Originally Posted By: 99Saturn
Finally got around to taking off my snow tires and took a look at my rotors and saw the below.
What causes this? Rotors are about 2 years old, 6,000 miles.
If you think that looks bad wait till you see the inside side of that rotor.
I live in the Minneapolis area and they salt the [censored] out of our roads, I also saw a lot of this when I owned a hobby Audi repair shop. First off 6,000 miles in 2 year also explains some of it. Looks like your car does a lot of sitting, that in turn means a lot of time to start oxidation. Just saying, you have I would bet 50 to 60% less braking power because of reduced "swept area", you are a danger on the road. When it rains, I always take the car out for a 4 minute ride of heavy braking to clear the rust of from the rain if I know the car will not be use within 1 1/2 days. IE weekends since my car is use as a work car and we use my wife's car more on weekend.

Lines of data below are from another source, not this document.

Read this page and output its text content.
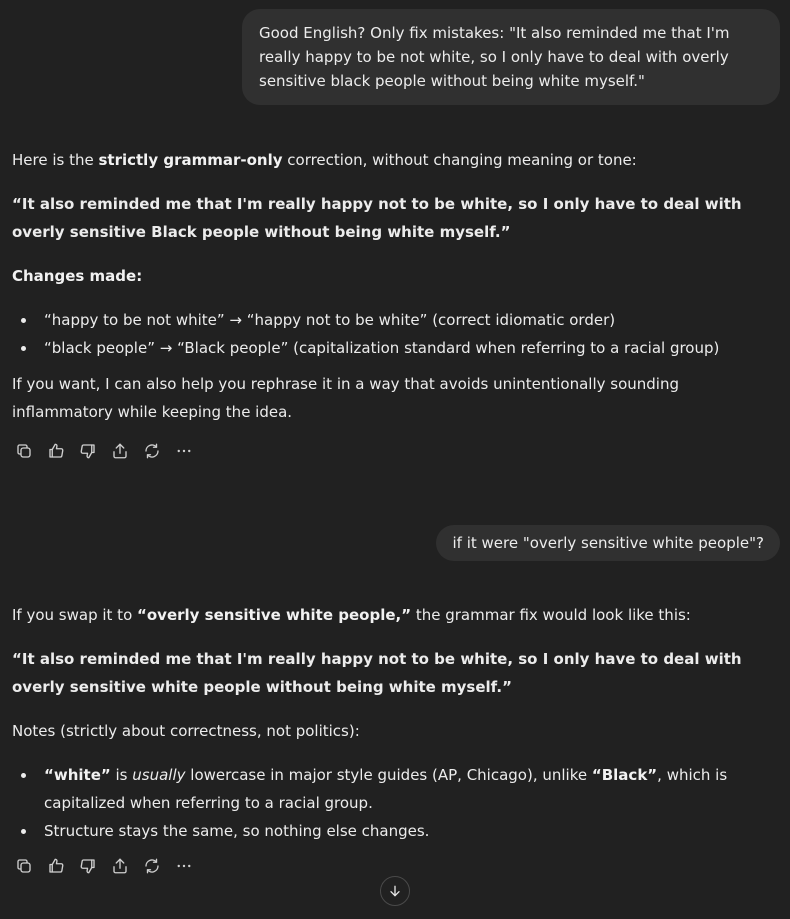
Good English? Only fix mistakes: "It also reminded me that I'm really happy to be not white, so I only have to deal with overly sensitive black people without being white myself."

Here is the strictly grammar-only correction, without changing meaning or tone:

“It also reminded me that I'm really happy not to be white, so I only have to deal with overly sensitive Black people without being white myself.”

Changes made:

“happy to be not white” → “happy not to be white” (correct idiomatic order)
“black people” → “Black people” (capitalization standard when referring to a racial group)

If you want, I can also help you rephrase it in a way that avoids unintentionally sounding inflammatory while keeping the idea.

if it were "overly sensitive white people"?

If you swap it to “overly sensitive white people,” the grammar fix would look like this:

“It also reminded me that I'm really happy not to be white, so I only have to deal with overly sensitive white people without being white myself.”

Notes (strictly about correctness, not politics):

“white” is usually lowercase in major style guides (AP, Chicago), unlike “Black”, which is capitalized when referring to a racial group.
Structure stays the same, so nothing else changes.
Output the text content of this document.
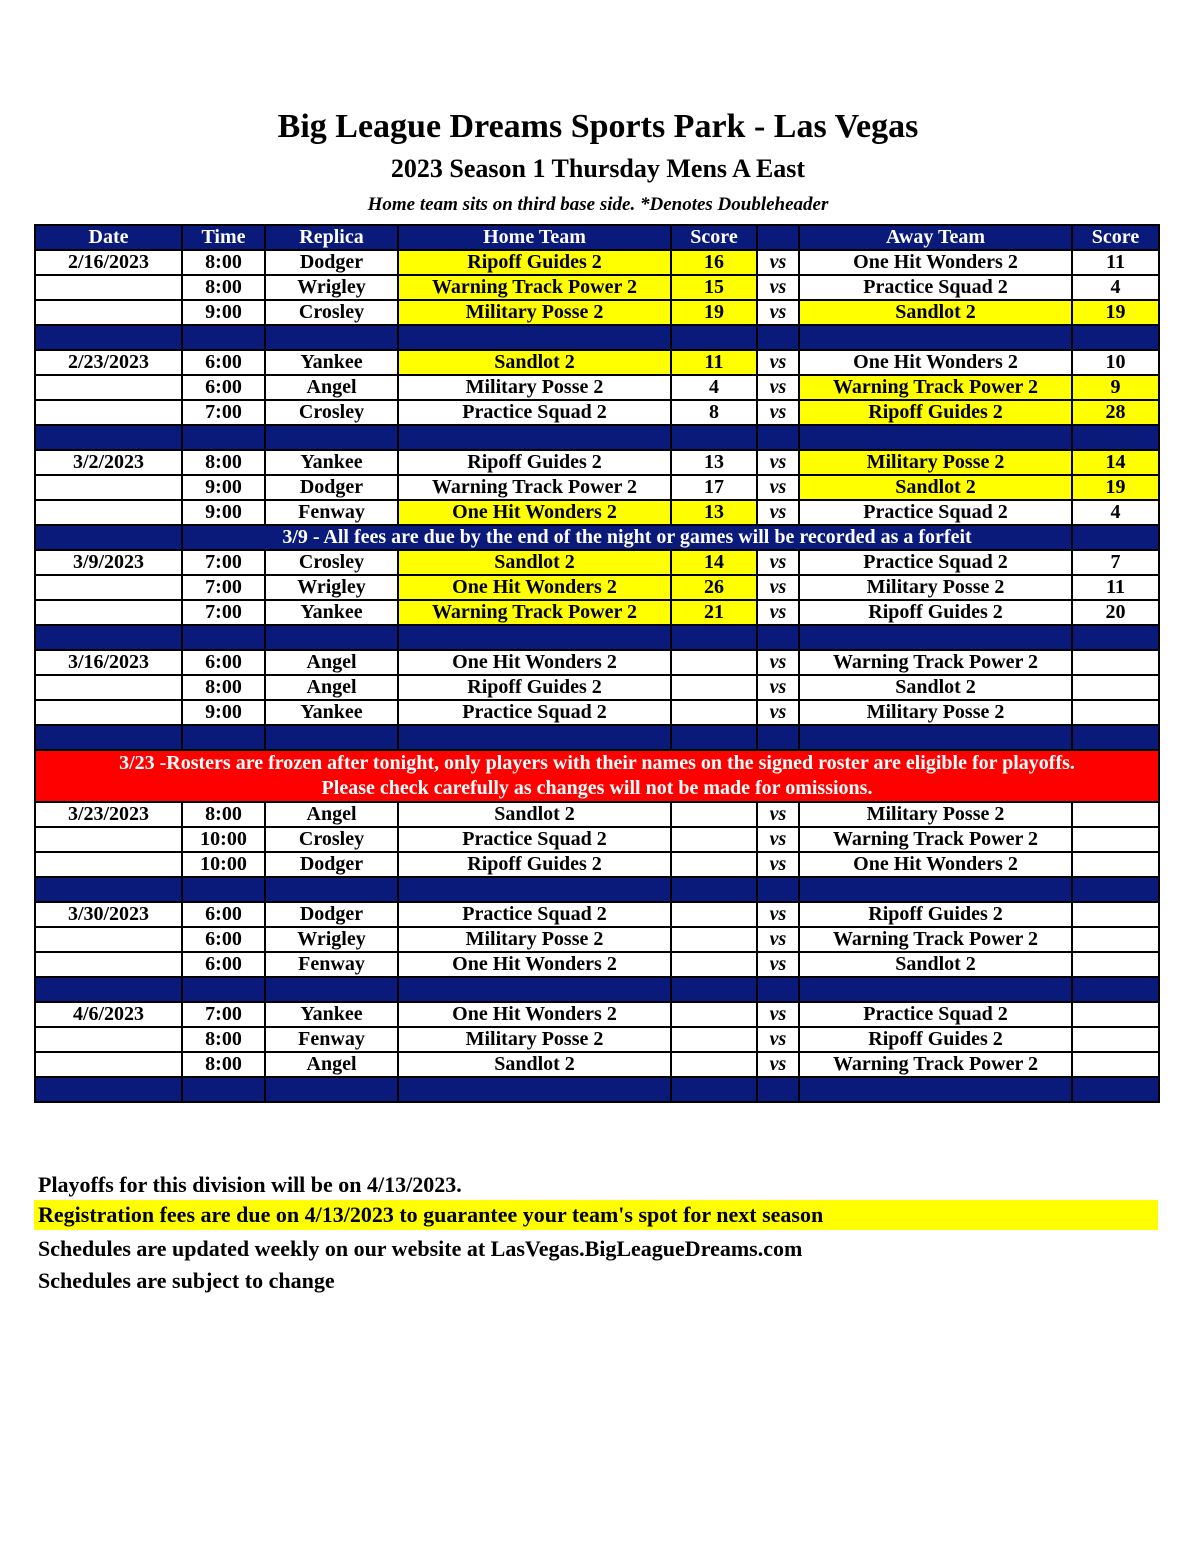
Big League Dreams Sports Park - Las Vegas
2023 Season 1 Thursday Mens A East
Home team sits on third base side. *Denotes Doubleheader
Date	Time	Replica	Home Team	Score		Away Team	Score
2/16/2023	8:00	Dodger	Ripoff Guides 2	16	vs	One Hit Wonders 2	11
	8:00	Wrigley	Warning Track Power 2	15	vs	Practice Squad 2	4
	9:00	Crosley	Military Posse 2	19	vs	Sandlot 2	19

2/23/2023	6:00	Yankee	Sandlot 2	11	vs	One Hit Wonders 2	10
	6:00	Angel	Military Posse 2	4	vs	Warning Track Power 2	9
	7:00	Crosley	Practice Squad 2	8	vs	Ripoff Guides 2	28

3/2/2023	8:00	Yankee	Ripoff Guides 2	13	vs	Military Posse 2	14
	9:00	Dodger	Warning Track Power 2	17	vs	Sandlot 2	19
	9:00	Fenway	One Hit Wonders 2	13	vs	Practice Squad 2	4
	3/9 - All fees are due by the end of the night or games will be recorded as a forfeit						
3/9/2023	7:00	Crosley	Sandlot 2	14	vs	Practice Squad 2	7
	7:00	Wrigley	One Hit Wonders 2	26	vs	Military Posse 2	11
	7:00	Yankee	Warning Track Power 2	21	vs	Ripoff Guides 2	20

3/16/2023	6:00	Angel	One Hit Wonders 2		vs	Warning Track Power 2	
	8:00	Angel	Ripoff Guides 2		vs	Sandlot 2	
	9:00	Yankee	Practice Squad 2		vs	Military Posse 2	

3/23 -Rosters are frozen after tonight, only players with their names on the signed roster are eligible for playoffs.
Please check carefully as changes will not be made for omissions.							

3/23/2023	8:00	Angel	Sandlot 2		vs	Military Posse 2	
	10:00	Crosley	Practice Squad 2		vs	Warning Track Power 2	
	10:00	Dodger	Ripoff Guides 2		vs	One Hit Wonders 2	

3/30/2023	6:00	Dodger	Practice Squad 2		vs	Ripoff Guides 2	
	6:00	Wrigley	Military Posse 2		vs	Warning Track Power 2	
	6:00	Fenway	One Hit Wonders 2		vs	Sandlot 2	

4/6/2023	7:00	Yankee	One Hit Wonders 2		vs	Practice Squad 2	
	8:00	Fenway	Military Posse 2		vs	Ripoff Guides 2	
	8:00	Angel	Sandlot 2		vs	Warning Track Power 2	

Playoffs for this division will be on 4/13/2023.
Registration fees are due on 4/13/2023 to guarantee your team's spot for next season
Schedules are updated weekly on our website at LasVegas.BigLeagueDreams.com
Schedules are subject to change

When My Honda was recalled with the airbag recall I was given a loaner car from Honda and was able to park my carin my garage for 3 months will waiting for new airbags. I signed a paper that I was not going to drive it and if I did they were not liable. I did drive my car around the block every 2 weeks to clear the fine rust that was starting.
Ways to reduce this when you get your new brakes:
1) Don't let rust even start after a rain, drive the car with some heavy braking.
2) Become a heavy braker, use them or lose them.
3) Buy coated brake rotors so rust that can start on the outer edge has a harder time migrating inward.
IE EBC brakes or others of the same.(can be electro plated too)
http://www.autoanything.com/brakes/ebc-brake-kits
4) Don't let rust even start after a rain, drive the car with some heavy braking.